IT COULD become the most important question in this year’s
restructuring debate: Do you trust the voters, or don’t you?
Gov. Mark Sanford floated this line of argument in his State of
the State address, when he told legislators he wasn’t asking them to
let governors appoint most currently elected statewide officials but
merely to give the voters the right to decide if they wanted to make
that change. But it took Senate President Pro Tempore Glenn
McConnell to turn it into a potent political argument that leaves
defenders of the status quo stammering — or speechless.
Time after time at last week’s public hearing, constitutional
officers and their supporters suggested that Sen. McConnell’s
legislation — which calls for a constitutional referendum this fall
on making the adjutant general, agriculture commissioner,
comptroller general, education superintendent, lieutenant governor
and secretary of state appointed positions — amounted to an attack
on the notion that voters deserve a say in their government.
And time after time, Sen. McConnell patiently explained that his
proposal gives voters an even greater say in their government —
i.e., allowing them to decide not merely who holds office, but what
kind of power those people have. On occasion, he innocently urged
speakers to let him know if the legislation had somehow been drafted
incorrectly, with a removal of voters’ rights inserted into it.
“If the public is to have a voice in the management style of
their government, it’s all got to be put up to a vote,” Sen.
McConnell said. “This does not take away anybody’s right to vote. It
gives them the right to vote.”
When Agriculture Commissioner Charles Sharpe said it was “ironic”
that our state proposes to “put all the power in the hands of one
person” just as people around the world are standing up “to brutal
oppression for the right to representation,” Sen. McConnell asked
him directly: “Isn’t it empowering people to choose their management
style?”
In the abstract, this isn’t a fair question. I didn’t buy it back
in 2000 when legislators insisted that they didn’t actually support
a lottery when they voted to put the question on the ballot — just
the public’s right to vote on a lottery. That’s silly. You don’t ask
voters whether they want to change the constitution unless you think
the constitution should be changed.
That is, you don’t ask voters such questions if they approach
representative democracy the way I approach it — supporting the
republican ideals of the Founding Fathers, and rejecting the
pandering populist notion of government by plebiscite.
The brilliance of the McConnell question is that it is being
directed at people who do not approach representative democracy the
way I do. It is being directed at people who believe that voters
should decide practically everything — people who want to keep the
executive branch divided into nine independent fiefdoms, with
separate power bases for the directors of three agencies and an
office whose duties are so ministerial that its holder has,
correctly, been described as little more than a filing cabinet.
“What I don’t hear,” Sen.

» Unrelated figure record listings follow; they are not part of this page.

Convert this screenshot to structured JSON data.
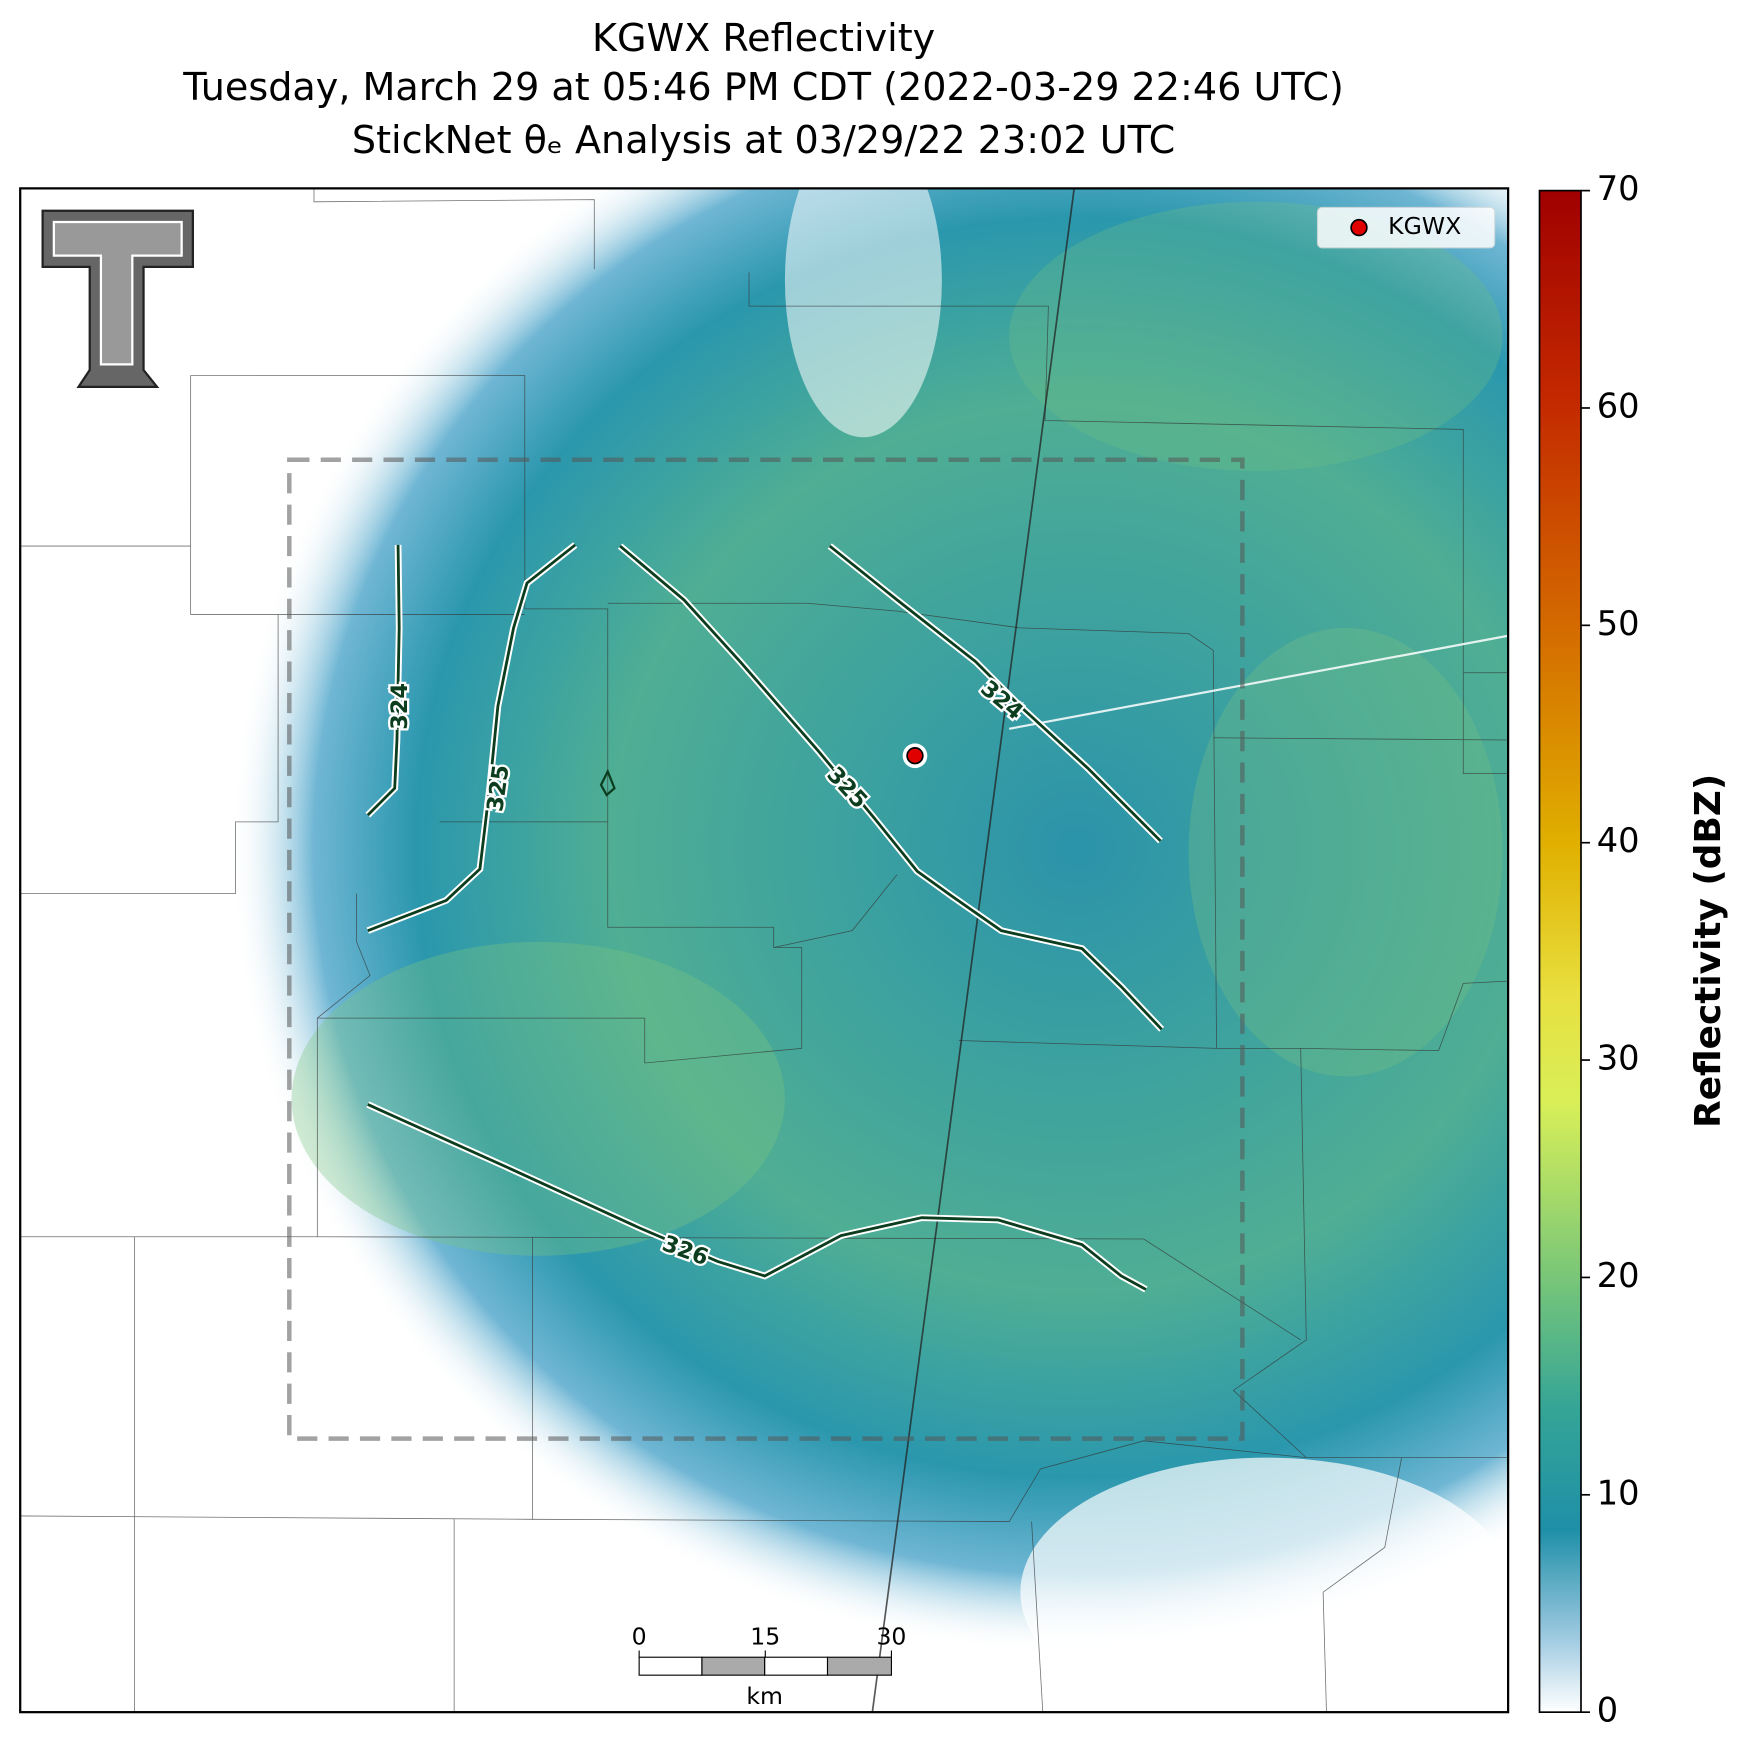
{
  "title": {
    "lines": [
      "KGWX Reflectivity",
      "Tuesday, March 29 at 05:46 PM CDT (2022-03-29 22:46 UTC)",
      "StickNet θₑ Analysis at 03/29/22 23:02 UTC"
    ]
  },
  "map": {
    "legend": "KGWX",
    "contour_labels": [
      "324",
      "325",
      "325",
      "324",
      "326"
    ]
  },
  "scale_bar": {
    "ticks": [
      0,
      15,
      30
    ],
    "unit": "km"
  },
  "colorbar": {
    "label": "Reflectivity (dBZ)",
    "lim": [
      0,
      70
    ],
    "ticks": [
      0,
      10,
      20,
      30,
      40,
      50,
      60,
      70
    ]
  }
}
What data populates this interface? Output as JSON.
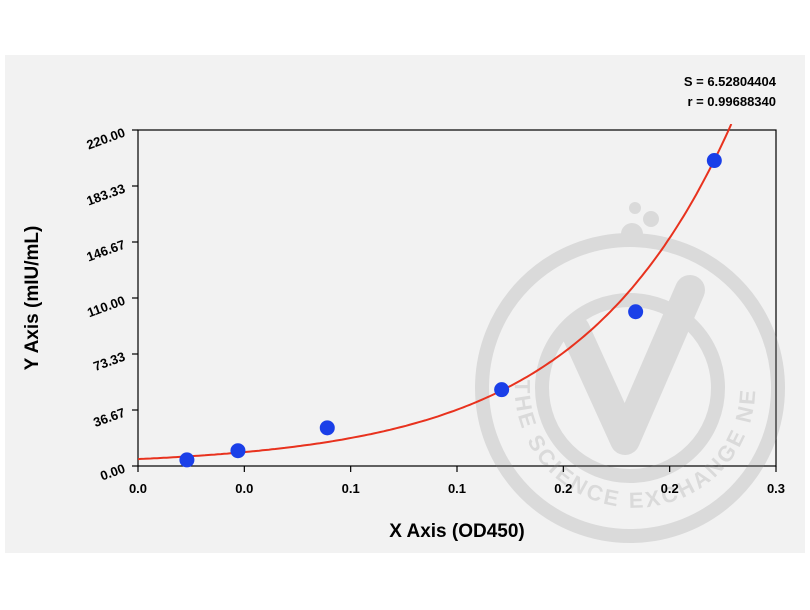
{
  "chart_data": {
    "type": "scatter",
    "title": "",
    "xlabel": "X Axis (OD450)",
    "ylabel": "Y Axis (mIU/mL)",
    "xlim": [
      0,
      0.3
    ],
    "ylim": [
      0,
      220
    ],
    "x_tick_labels": [
      "0.0",
      "0.0",
      "0.1",
      "0.1",
      "0.2",
      "0.2",
      "0.3"
    ],
    "y_tick_labels": [
      "0.00",
      "36.67",
      "73.33",
      "110.00",
      "146.67",
      "183.33",
      "220.00"
    ],
    "points": [
      {
        "x": 0.023,
        "y": 4
      },
      {
        "x": 0.047,
        "y": 10
      },
      {
        "x": 0.089,
        "y": 25
      },
      {
        "x": 0.171,
        "y": 50
      },
      {
        "x": 0.234,
        "y": 101
      },
      {
        "x": 0.271,
        "y": 200
      }
    ],
    "fit_curve": {
      "type": "exponential",
      "color": "#e8321e"
    },
    "point_color": "#1a3fe8",
    "stats": {
      "s_label": "S = 6.52804404",
      "r_label": "r = 0.99688340"
    },
    "grid": false,
    "legend": "none"
  },
  "watermark": {
    "text": "THE SCIENCE EXCHANGE NETWORK"
  }
}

McConnell said more than once when the
supporter of this elected official or that explained why that
particular official must be elected, “is why we shouldn’t have a
vote.”
Other senators echoed the theme. “The arguments are being made to
us as if we are the jury,” Sen. Gerald Malloy said. “We’re
determining whether to present these questions to the public. I’d
like to hear more on whether the public should be able to vote.”
He didn’t get his wish.
Mr. Sharpe did try to answer the question. He said the people had
already done this in 1982, when they voted to make the state’s long
tradition of electing its agriculture commissioner a constitutional
requirement.
Well, yes, Sen. McConnell responded. But does that lock them in
forever?
He might have gotten a more interesting answer had he asked that
of Assistant Adjutant General Mitchell Willoughby, who joined a
phalanx of National Guard brass there to defend the system that gave
them their state jobs. When asked why voters shouldn’t be allowed to
say whether they actually wanted to elect the adjutant general, he
responded: “I would say that the public did choose when they enacted
the constitution a little over a hundred years ago.”
Actually, they didn’t. Our Constitution of 1895 was adopted by
constitutional convention; it was never submitted to the voters.
Perhaps one could argue that in calling for a constitutional
convention, South Carolinians somehow signaled that they wanted to
strip the governor of power by electing the adjutant general and a
slew of other state officials. Or, to be more accurate, it might
have indicated that those South Carolinians who were actually
allowed to vote somehow chose this path.
But since women weren’t allowed to vote, and since the state’s
white power structure had devised clever tricks to keep blacks and
many poor whites from voting, it’s hard to draw any conclusions
about what South Carolinians actually wanted in their government
then — much less what they might want today.